Monday, June 7, 2010

Financial assistance for caregivers hard to come by...

Caring for elderly parents often means financial hardships and sacrifices for the elders and their families.  In my own sphere of the world I've spent more money than I can count on travel to help my parents. My husband put a new roof on his mother's home and bought appliances as her old ones gave out.   Friends have taken their parents into their homes, paid supplemental insurance premiums and prescriptions.  Now some purchase clothing, shoes, personal care items and goodies once their parents go on medicaide.  Medicaide permits the elder to keep between $30-50 per month for personal expenses but often it's not enough even for a little splurge.

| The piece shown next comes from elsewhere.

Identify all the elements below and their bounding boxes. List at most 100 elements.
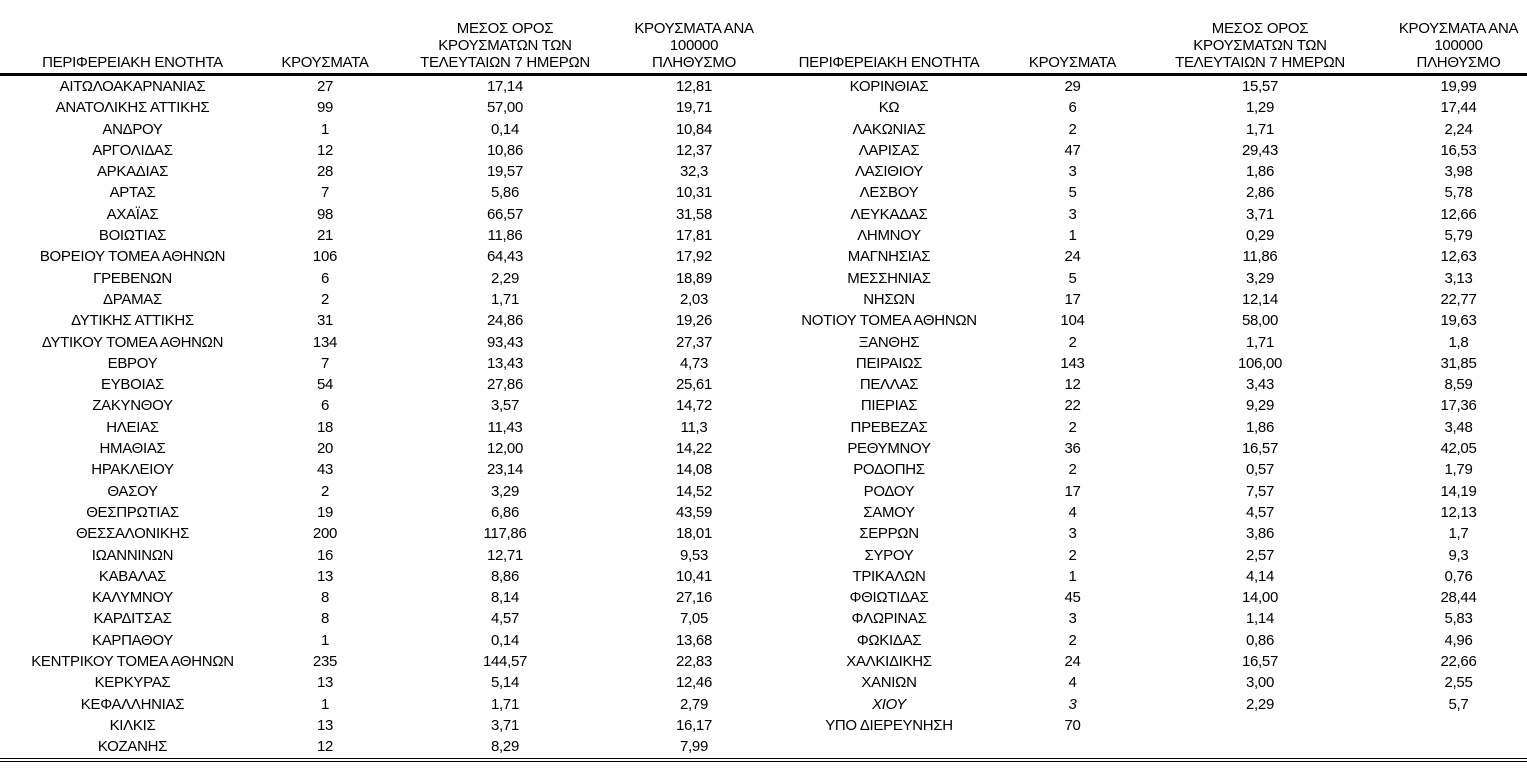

I  read articles and questions/answers on and just noticed that they have a special section specifically for care givers and finances.  See it here:  Aging Care, financial articles. Remember that financial resources for care givers are FEW, someone might find some assistance so I feel it's important to share.

Can I get paid for taking care of mom dad? Can i get paid for staying home with husband wife? Can daughter get paid for taking care of grandma grandpa grandmother grandfather? Will medicaide medicaid pay me to stay home with mother? will medicare pay me to stay at home with parent spouse?